The 1788 anthropological novel, Paul et Virginie, portrays the contemporary doomed amorous tale of these two characters who were brought up together in Mauritius (under French rule) by their mothers.
The two painted scenes to the front of each vase are after the artist Henri Frédéric Schopin (French, 1804-1880). One scene depicts the desperate couple in the Mauritian forest having just heard that Virginie must shortly leave to go to France, with Virginie praying at the front and Paul looking away in despair; Fidele, their dog is shown next to them and there is a young man running towards them in the background. The scene on the other vase is known as Les Adieux (The Farewell), depicting Virginie seated and holding Paul's hand- both in sombre mood- with the forest opening to the right and the port in the background.
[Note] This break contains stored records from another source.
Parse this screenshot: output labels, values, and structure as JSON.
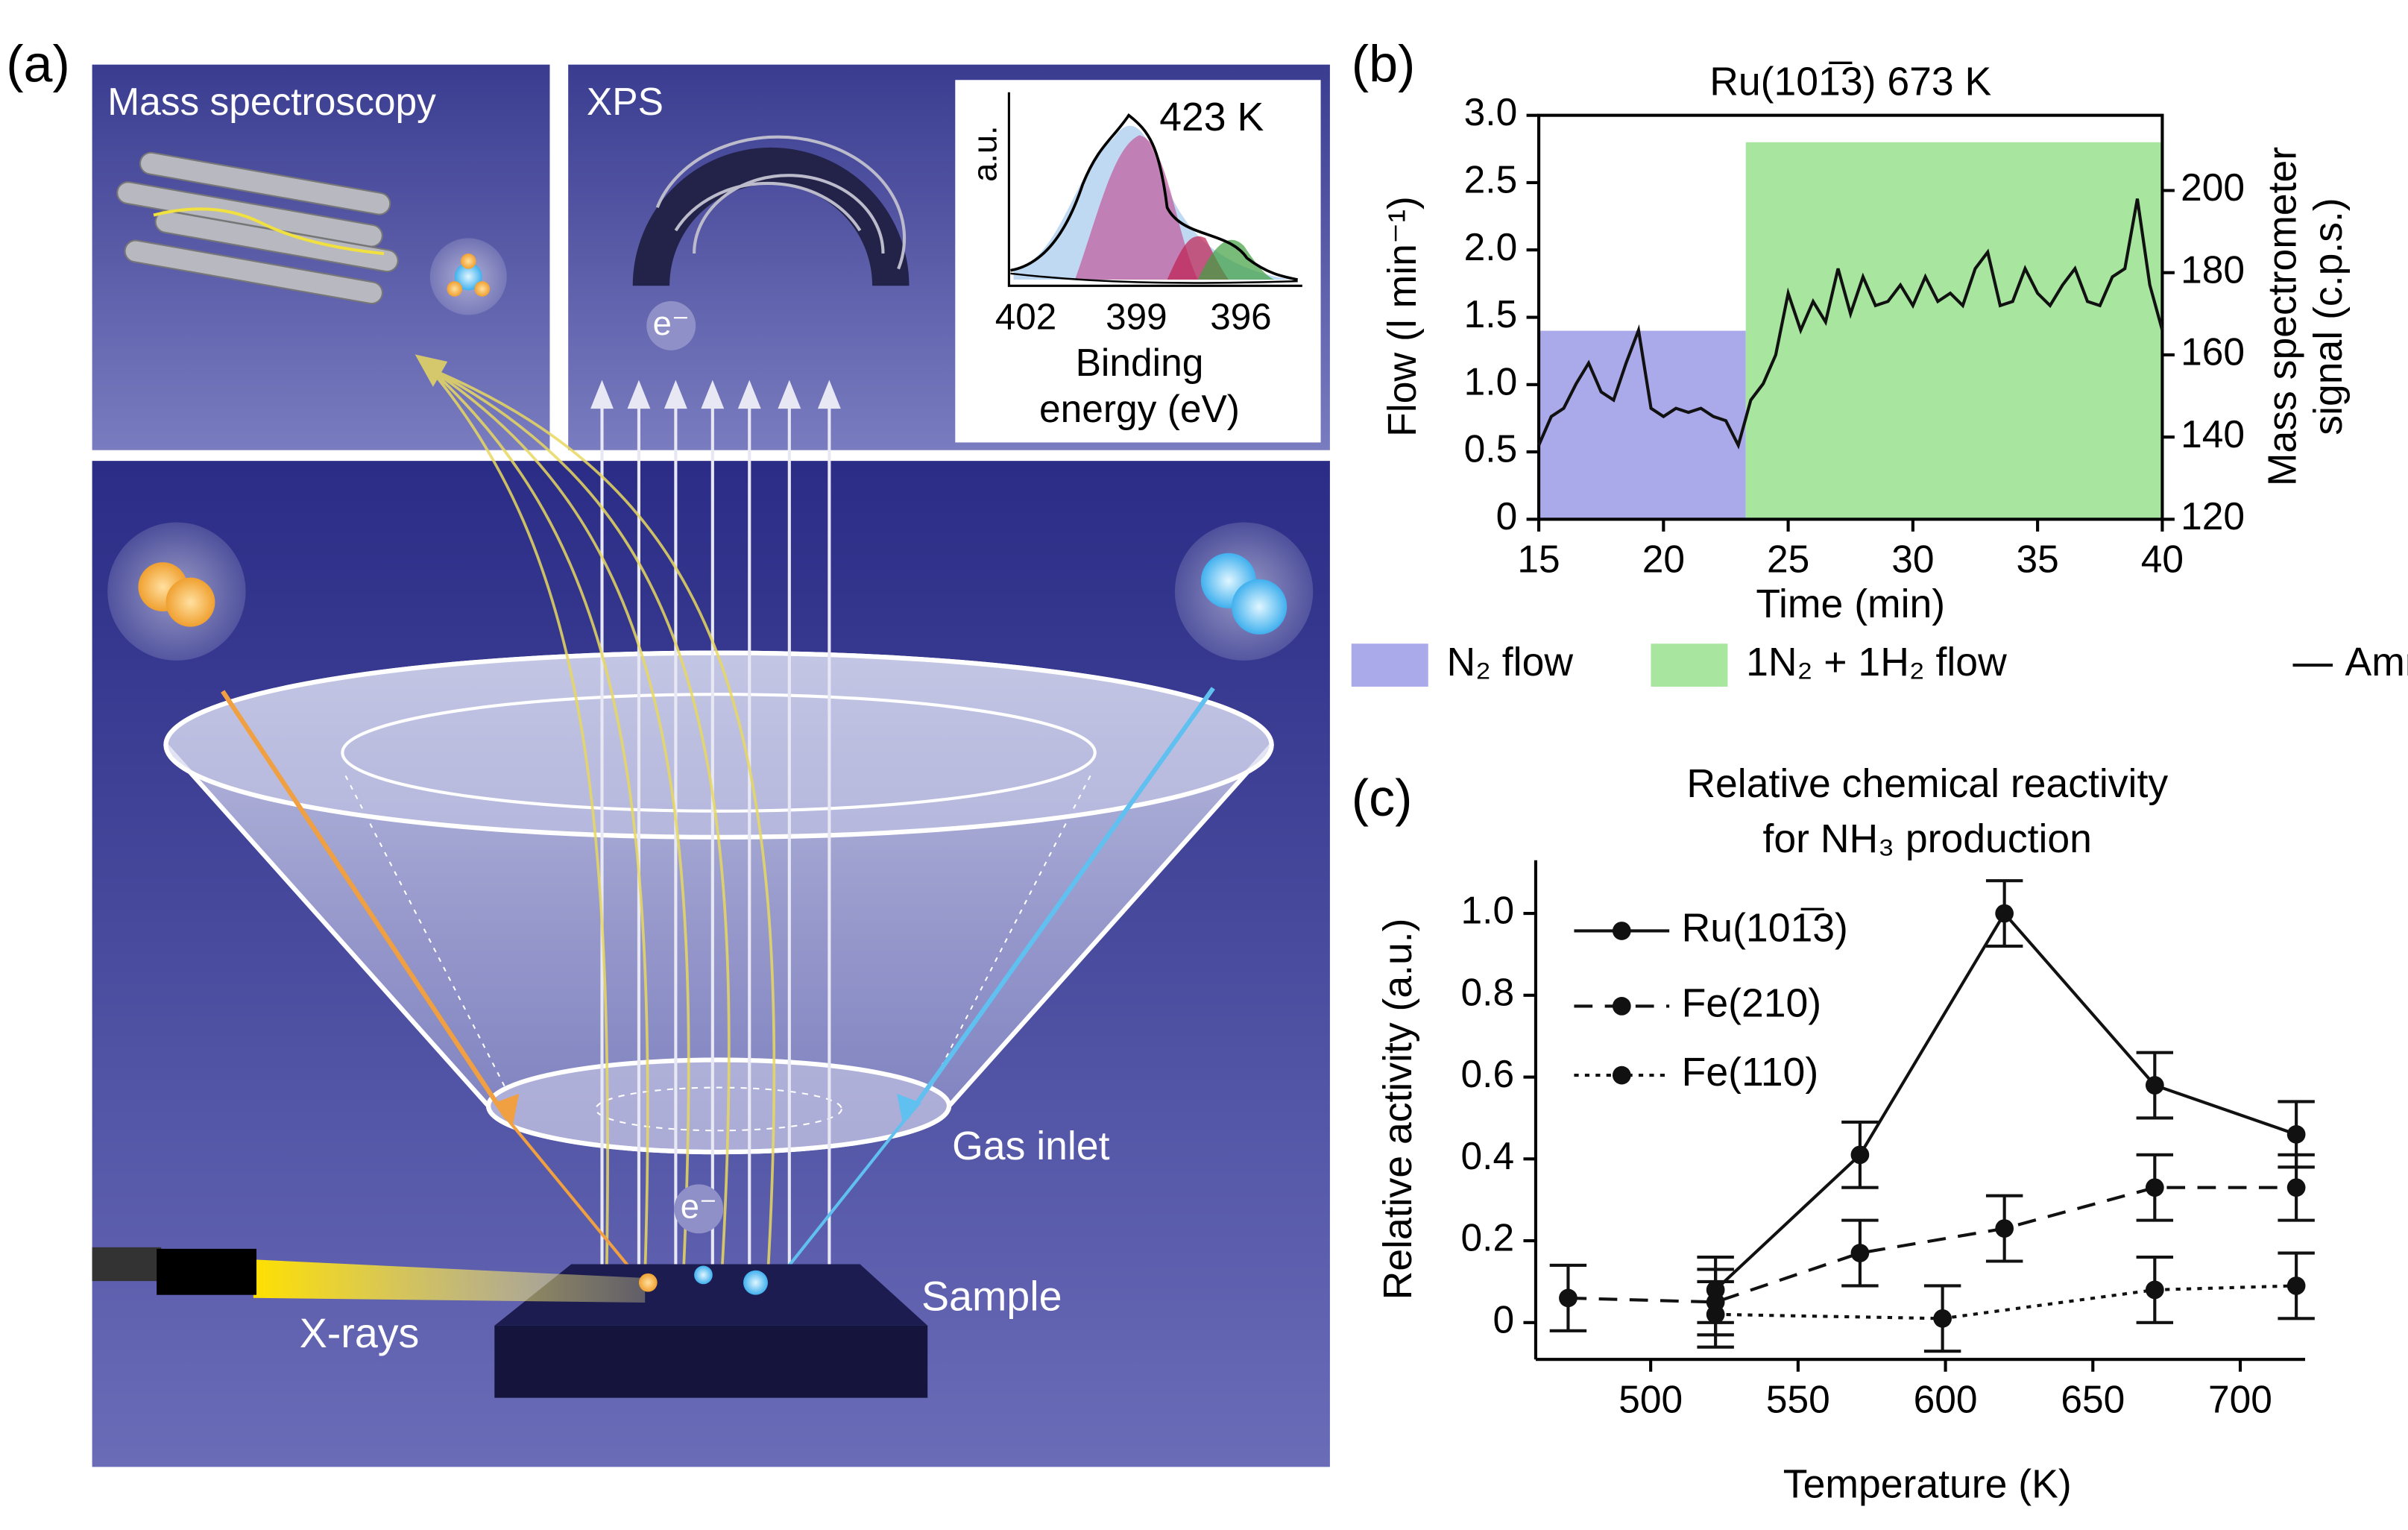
{
  "diagram": {
    "label": "(a)",
    "mass_spectroscopy": "Mass spectroscopy",
    "xps": "XPS",
    "inset_temperature": "423 K",
    "inset_ylabel": "a.u.",
    "inset_ticks": [
      "402",
      "399",
      "396"
    ],
    "inset_xlabel": [
      "Binding",
      "energy (eV)"
    ],
    "electron_top": "e⁻",
    "gas_inlet": "Gas inlet",
    "electron_bottom": "e⁻",
    "sample": "Sample",
    "xrays": "X-rays"
  },
  "chart_data": [
    {
      "type": "line",
      "label": "(b)",
      "title": "Ru(101̅3) 673 K",
      "xlabel": "Time (min)",
      "ylabel": "Flow (l min⁻¹)",
      "y2label": [
        "Mass spectrometer",
        "signal (c.p.s.)"
      ],
      "xlim": [
        15,
        40
      ],
      "xticks": [
        15,
        20,
        25,
        30,
        35,
        40
      ],
      "ylim": [
        0,
        3
      ],
      "yticks": [
        0,
        0.5,
        {
          "value": 1,
          "label": "1.0"
        },
        1.5,
        {
          "value": 2,
          "label": "2.0"
        },
        2.5,
        {
          "value": 3,
          "label": "3.0"
        }
      ],
      "y2lim": [
        120,
        218.3
      ],
      "y2ticks": [
        120,
        140,
        160,
        180,
        200
      ],
      "legend": "bottom",
      "bands": [
        {
          "name": "N₂ flow",
          "color": "#aaaaea",
          "x": [
            15,
            23.3
          ],
          "value": 1.4
        },
        {
          "name": "1N₂ + 1H₂ flow",
          "color": "#a8e6a0",
          "x": [
            23.3,
            40
          ],
          "value": 2.8
        }
      ],
      "series": [
        {
          "name": "Ammonia",
          "color": "#111111",
          "axis": "y2",
          "style": "solid",
          "x": [
            15,
            15.5,
            16,
            16.5,
            17,
            17.5,
            18,
            18.5,
            19,
            19.5,
            20,
            20.5,
            21,
            21.5,
            22,
            22.5,
            23,
            23.5,
            24,
            24.5,
            25,
            25.5,
            26,
            26.5,
            27,
            27.5,
            28,
            28.5,
            29,
            29.5,
            30,
            30.5,
            31,
            31.5,
            32,
            32.5,
            33,
            33.5,
            34,
            34.5,
            35,
            35.5,
            36,
            36.5,
            37,
            37.5,
            38,
            38.5,
            39,
            39.5,
            40
          ],
          "values": [
            138,
            145,
            147,
            153,
            158,
            151,
            149,
            158,
            166,
            147,
            145,
            147,
            146,
            147,
            145,
            144,
            138,
            149,
            153,
            160,
            175,
            166,
            173,
            168,
            181,
            170,
            179,
            172,
            173,
            177,
            172,
            179,
            173,
            175,
            172,
            181,
            185,
            172,
            173,
            181,
            175,
            172,
            177,
            181,
            173,
            172,
            179,
            181,
            198,
            177,
            166
          ]
        }
      ]
    },
    {
      "type": "line",
      "label": "(c)",
      "title": [
        "Relative chemical reactivity",
        "for NH₃ production"
      ],
      "xlabel": "Temperature (K)",
      "ylabel": "Relative activity (a.u.)",
      "xlim": [
        461,
        722
      ],
      "xticks": [
        500,
        550,
        600,
        650,
        700
      ],
      "ylim": [
        -0.09,
        1.13
      ],
      "yticks": [
        0,
        0.2,
        0.4,
        0.6,
        0.8,
        {
          "value": 1,
          "label": "1.0"
        }
      ],
      "legend": "upper left",
      "series": [
        {
          "name": "Ru(101̅3)",
          "color": "#111111",
          "style": "solid",
          "marker": true,
          "x": [
            522,
            571,
            620,
            671,
            719
          ],
          "values": [
            0.08,
            0.41,
            1.0,
            0.58,
            0.46
          ],
          "errors": [
            0.08,
            0.08,
            0.08,
            0.08,
            0.08
          ]
        },
        {
          "name": "Fe(210)",
          "color": "#111111",
          "style": "dashed",
          "marker": true,
          "x": [
            472,
            522,
            571,
            620,
            671,
            719
          ],
          "values": [
            0.06,
            0.05,
            0.17,
            0.23,
            0.33,
            0.33
          ],
          "errors": [
            0.08,
            0.08,
            0.08,
            0.08,
            0.08,
            0.08
          ]
        },
        {
          "name": "Fe(110)",
          "color": "#111111",
          "style": "dotted",
          "marker": true,
          "x": [
            522,
            599,
            671,
            719
          ],
          "values": [
            0.02,
            0.01,
            0.08,
            0.09
          ],
          "errors": [
            0.08,
            0.08,
            0.08,
            0.08
          ]
        }
      ]
    }
  ]
}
Les Adieux was painted by Schopin in 1842 and, as well as the other scene shown in these vases, the artist painted various other events from Paul et Virginie. Two of Schopin's paintings are known to have been exhibited at the Paris Salon in 1843 (numbers 1091 and 1092)- it is likely that these were the original paintings depicted on the present two vases. The vases would have probably been commissioned - whilst the paintings were exhibited to the public - with a collector instructing Gille Jeune to recreate them in porcelain. We can therefore date these vases to circa 1843.